Wer ist interessant?
Cadys Leben
Kapitel I
Kapitel II
Kapitel III
Kapitel IV
Kapitel V
Impressum

Vorwort des Herausgebers

Wer nur Anne Franks Tagebuch kennt, kennt zu wenig. Zwischen ihrem 13. und 15. Lebensjahr schrieb das Mädchen im Versteck im ›Hinterhaus‹ zahlreiche Kurzgeschichten und notierte in literarischer Form Beobachtungen aus dem täglichen Leben. Dieses belletristische Werk Anne Franks ist für ein Mädchen dieses Alters unglaublich professionell. Alle Geschichten Annes haben einen geplanten Handlungsbogen, verfolgen einen ›Plot‹ und kommen, je nachdem, zu einem tragischen oder fröhlichen Ende, nicht selten verknüpft mit einer Überraschung oder einem Aha-Erlebnis. Und nicht zuletzt scheint bei allen Geschichten Annes große, tief anrührende Sensibilität durch, ihre Sehnsüchte und ihre Erwartungen ans Leben.

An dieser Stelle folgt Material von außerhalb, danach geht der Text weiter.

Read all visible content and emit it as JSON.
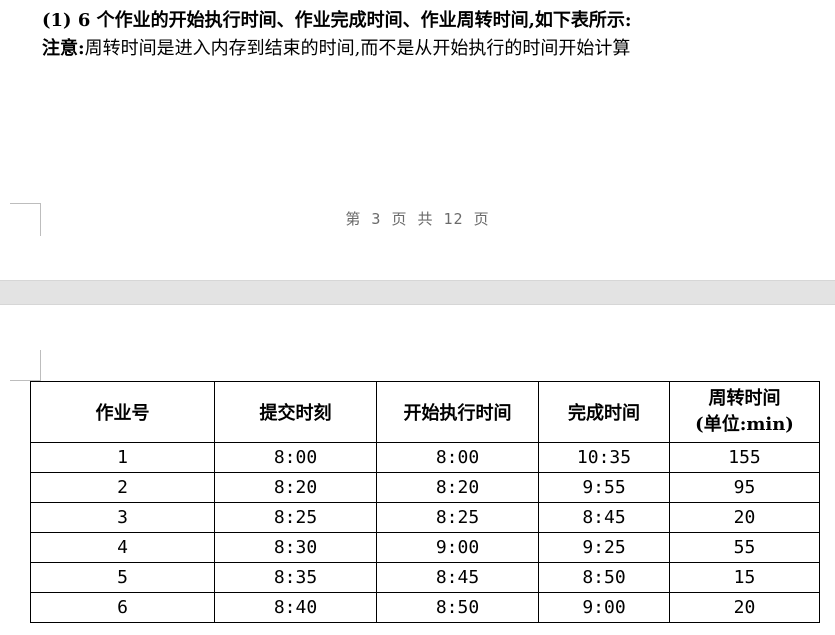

Hätte Anne Frank die Nazizeit überlebt, wäre wahrscheinlich eine große Schriftstellerin aus ihr geworden. In ihrem Tagebucheintrag vom 5. April 1944 schreibt sie: »Ich will fortleben, auch nach meinem Tod. Und darum bin ich Gott so dankbar, dass er mir mit meiner Geburt schon einen Weg mitgegeben hat, mich zu entwickeln und zu schreiben, also alles auszudrücken, was in mir ist. Durch Schreiben werde ich alles los. Mein Kummer vergeht, mein Mut kommt zurück.«

Leider war es Anne nicht vergönnt, ihren Weg als Schriftstellerin durchs Leben zu gehen. Aber dieser Satz: »Ich will fortleben, auch nach meinem Tod« – er hätte sich nicht eindrucksvoller bewahrheiten können.

Anne Franks Tagebuch und ihre ›Erzählungen aus dem Hinterhaus‹ gelten heute als bedeutendste schriftliche Zeugnisse aus der Zeit der Nazi-Diktatur.

Die Zeit im ›Hinterhaus‹, im Versteck der dort verborgenen Juden, dauerte von 6. Juli 1942 bis zum 4. August 1944 – etwas mehr als zwei Jahre. Anne schrieb hier ihr berühmtes Tagebuch, und auf losen Blättern belletristische Kurzgeschichten und Textentwürfe, die nach der Verhaftung der Versteckten von einer früheren Mitarbeiterin1 von Annes Vater Otto Frank im Hinterhaus aufgesammelt und verwahrt wurden.

Das hier vorliegende Buch bzw. eBook enthält nicht Anne Franks Tagebuch und die von ihr ›erweiterten‹ Tagebucheinträge, die an anderer Stelle erschienen sind, sondern ihr belletristisches Werk.

 

Die Verhaftung

Es war ein schwüler Sommermorgen, am 4. August 1944, und das Leben im Hinterhaus schien auch an diesem Tag seinen gewohnten Lauf zu nehmen – als vormittags gegen halb elf ein Auto vor dem Haus Prinsengracht 263 stoppte. Aus dem Wagen sprangen ein SS-Mann2 und eine Handvoll bewaffneter Helfer. Sie schienen die Lage des Verstecks zu kennen, denn zielsicher schlugen sie die richtige Richtung ein, durchbrachen den Wandschrank, der die nach oben führende Treppe verbarg, gelangten in die Wohnräume der Untergetauchten und nahmen alle acht Versteckten3 fest. Ebenso die beiden Helfer Victor Kugler und Johannes Kleiman.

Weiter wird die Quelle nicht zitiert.